Re: VRD - ice freezing on a pond

Let's start with a few basic facts, and then use them to answer your 
questions.

Snow is a very good insulator, especially 'fluffy' snow. This is because it 
is mostly trapped air by volume. The little voids in the snow are too small 
to allow the air to circulate, which stops heat from being lost by what we 
call convection. In addition, the trapped air does not let heat travel 
through it easily (mostly because air has very little mass per unit volume) 
and thus heat conduction is also low.

It is also generally true that the quickest route for heat gain and loss for 
a pond is going to be from its upper surface. That is, gain or loss of heat 
from the surrounding soil, rocks, etc is likely to be far slower than the 
heat transfer due to winds, etc. This doesn't always hold true...especially
if the lake has springs in it.

Water is a very peculiar substance, in that it expands when it freezes. This 
expansion actually starts a little bit before the formation of ice, so that 
the densest water is at 4 degrees centigrade (appx. 39 degrees F). This is 
why ice floats, by the way, instead of sinking. Note also that the water 
below the ice is warmer than the ice itself.

OK...on to the questions:

1) We noticed that when snow fell on a frozen pond, it seemed
>to weaken the ice--lessen its thickness, even though the temperature
>remained below freezing and it was not sunny.  Can you explain why this
>happened?

The water below the ice is warmer than the ice is. If you put a blanket of
insulating snow on top of the ice, then the heat loss from the upper surface 
of the ice can become less than the heat gained from the warmer water below.
Thus the ice layer ends up absorbing more heat than before, and some of it
will melt.

>2)Why does a pond freeze around the edges first and the center last,
>likewise why does a frozen pond mel around the edges first and the center
>last?

Since the main route of heat loss/gain of the pond is thorugh its upper 
surface, we expect the temperature to change in the upper layers first. Now, 
if the water is shallow, then there isn't as large a heat reservoir behind 
the surface as when the water is deep. This will generally mean that the 
margins will be affected before the center. 

When the pond is losing heat, the water densifies as it cools, and this 
cooler, more dense water will tend to sink, being replaced by somewhat 
warmer water.

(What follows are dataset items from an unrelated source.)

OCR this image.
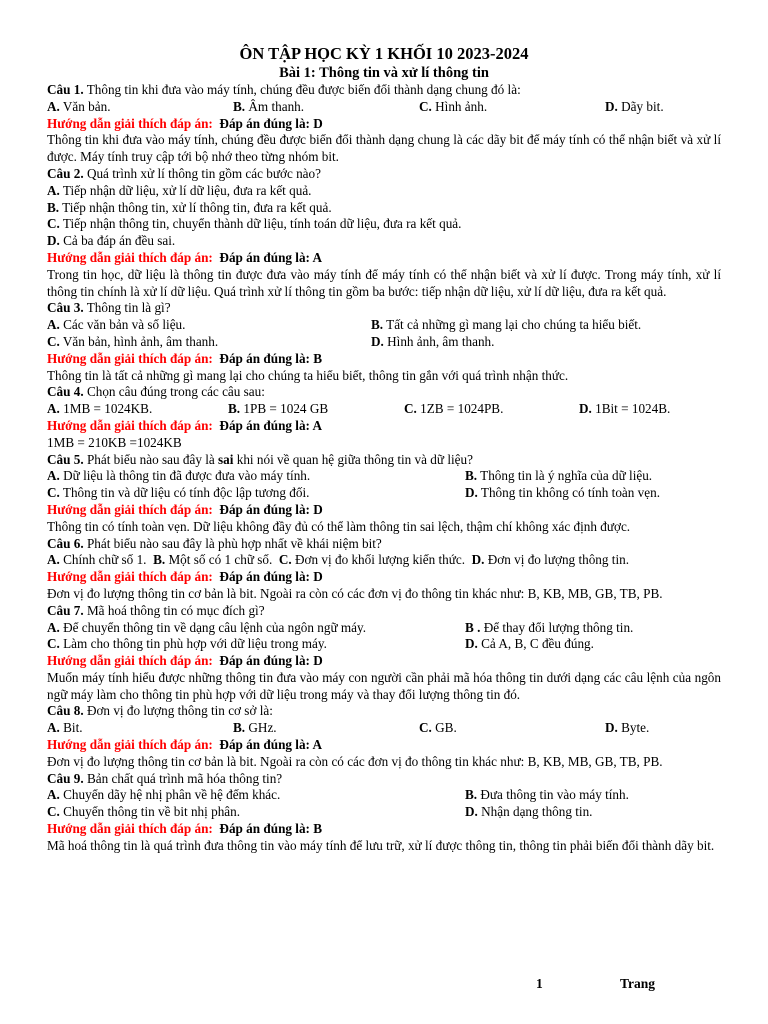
ÔN TẬP HỌC KỲ 1 KHỐI 10 2023-2024
Bài 1: Thông tin và xử lí thông tin
Câu 1. Thông tin khi đưa vào máy tính, chúng đều được biến đổi thành dạng chung đó là:
A. Văn bản.	B. Âm thanh.	C. Hình ảnh.	D. Dãy bit.
Hướng dẫn giải thích đáp án: Đáp án đúng là: D
Thông tin khi đưa vào máy tính, chúng đều được biến đổi thành dạng chung là các dãy bit để máy tính có thể nhận biết và xử lí được. Máy tính truy cập tới bộ nhớ theo từng nhóm bit.
Câu 2. Quá trình xử lí thông tin gồm các bước nào?
A. Tiếp nhận dữ liệu, xử lí dữ liệu, đưa ra kết quả.
B. Tiếp nhận thông tin, xử lí thông tin, đưa ra kết quả.
C. Tiếp nhận thông tin, chuyển thành dữ liệu, tính toán dữ liệu, đưa ra kết quả.
D. Cả ba đáp án đều sai.
Hướng dẫn giải thích đáp án: Đáp án đúng là: A
Trong tin học, dữ liệu là thông tin được đưa vào máy tính để máy tính có thể nhận biết và xử lí được. Trong máy tính, xử lí thông tin chính là xử lí dữ liệu. Quá trình xử lí thông tin gồm ba bước: tiếp nhận dữ liệu, xử lí dữ liệu, đưa ra kết quả.
Câu 3. Thông tin là gì?
A. Các văn bản và số liệu.	B. Tất cả những gì mang lại cho chúng ta hiểu biết.
C. Văn bản, hình ảnh, âm thanh.	D. Hình ảnh, âm thanh.
Hướng dẫn giải thích đáp án: Đáp án đúng là: B
Thông tin là tất cả những gì mang lại cho chúng ta hiểu biết, thông tin gắn với quá trình nhận thức.
Câu 4. Chọn câu đúng trong các câu sau:
A. 1MB = 1024KB.	B. 1PB = 1024 GB	C. 1ZB = 1024PB.	D. 1Bit = 1024B.
Hướng dẫn giải thích đáp án: Đáp án đúng là: A
1MB = 210KB =1024KB
Câu 5. Phát biểu nào sau đây là sai khi nói về quan hệ giữa thông tin và dữ liệu?
A. Dữ liệu là thông tin đã được đưa vào máy tính.	B. Thông tin là ý nghĩa của dữ liệu.
C. Thông tin và dữ liệu có tính độc lập tương đối.	D. Thông tin không có tính toàn vẹn.
Hướng dẫn giải thích đáp án: Đáp án đúng là: D
Thông tin có tính toàn vẹn. Dữ liệu không đầy đủ có thể làm thông tin sai lệch, thậm chí không xác định được.
Câu 6. Phát biểu nào sau đây là phù hợp nhất về khái niệm bit?
A. Chính chữ số 1. B. Một số có 1 chữ số. C. Đơn vị đo khối lượng kiến thức. D. Đơn vị đo lượng thông tin.
Hướng dẫn giải thích đáp án: Đáp án đúng là: D
Đơn vị đo lượng thông tin cơ bản là bit. Ngoài ra còn có các đơn vị đo thông tin khác như: B, KB, MB, GB, TB, PB.
Câu 7. Mã hoá thông tin có mục đích gì?
A. Để chuyển thông tin về dạng câu lệnh của ngôn ngữ máy.	B . Để thay đổi lượng thông tin.
C. Làm cho thông tin phù hợp với dữ liệu trong máy.	D. Cả A, B, C đều đúng.
Hướng dẫn giải thích đáp án: Đáp án đúng là: D
Muốn máy tính hiểu được những thông tin đưa vào máy con người cần phải mã hóa thông tin dưới dạng các câu lệnh của ngôn ngữ máy làm cho thông tin phù hợp với dữ liệu trong máy và thay đổi lượng thông tin đó.
Câu 8. Đơn vị đo lượng thông tin cơ sở là:
A. Bit.	B. GHz.	C. GB.	D. Byte.
Hướng dẫn giải thích đáp án: Đáp án đúng là: A
Đơn vị đo lượng thông tin cơ bản là bit. Ngoài ra còn có các đơn vị đo thông tin khác như: B, KB, MB, GB, TB, PB.
Câu 9. Bản chất quá trình mã hóa thông tin?
A. Chuyển dãy hệ nhị phân về hệ đếm khác.	B. Đưa thông tin vào máy tính.
C. Chuyển thông tin về bit nhị phân.	D. Nhận dạng thông tin.
Hướng dẫn giải thích đáp án: Đáp án đúng là: B
Mã hoá thông tin là quá trình đưa thông tin vào máy tính để lưu trữ, xử lí được thông tin, thông tin phải biến đổi thành dãy bit.
1	Trang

Now, near the edges, it doesn't take long before all the water
is cooled to the point that it can't cool any more without ice forming. But 
in the center, I have a much larger volume of water to cool before running 
out of warmer water from below.  There may also be a nucleation issue. It 
turns out that it's harder to form ice in pure water than on the surface of
almost anything that happens to be in contact with the water. So the 
shoreline, and the aquatic plant stems, etc, near the shore may act to 
speed up the freezing process.

Now, as to the reverse, my experience is different than yours. At least the 
small lakes I knew in Michigan tended to melt first in the center, not the
edge. Maybe they had springs and the convection from those weakened the
central ice first.  What will happen is that the area of greatest heat gain
will melt first. If the pond in question has ice that has frozen all the
way through to the bottom out in the shallow edges, then I'd expect the 
edges to melt first. The reason is that there is no liquid water below to
'carry away' the absorbed heat. Out in the center, as the ice absorbs heat,
it will warm the almost-zero-centigrade water just below it. When it does
so, this water becomes more dense and sinks (remember, the densest water is
at 4 degrees centigrade). This acts to carry away heat and thus retard the
ice's melting.

>3)Does the amount of surface area have an influence on the rate at which
>pond freezes?

What's  more important here is not the total surface area, but the
surface area (through which most of the heat loss and gain occurs) relative
to the volume of the water, or, in other words, the average depth of the 
pond. That is, a 1 acre pond 6 feet deep will take more time to form ice 
than a 1 acre "pond" 6 inches deep.  But smaller area ponds also tend to be 
shallower ones, so it is very likely that you'd notice an empirical 
relationship between the area of ponds and how fast they freeze, with 
smaller ones generally freezing first.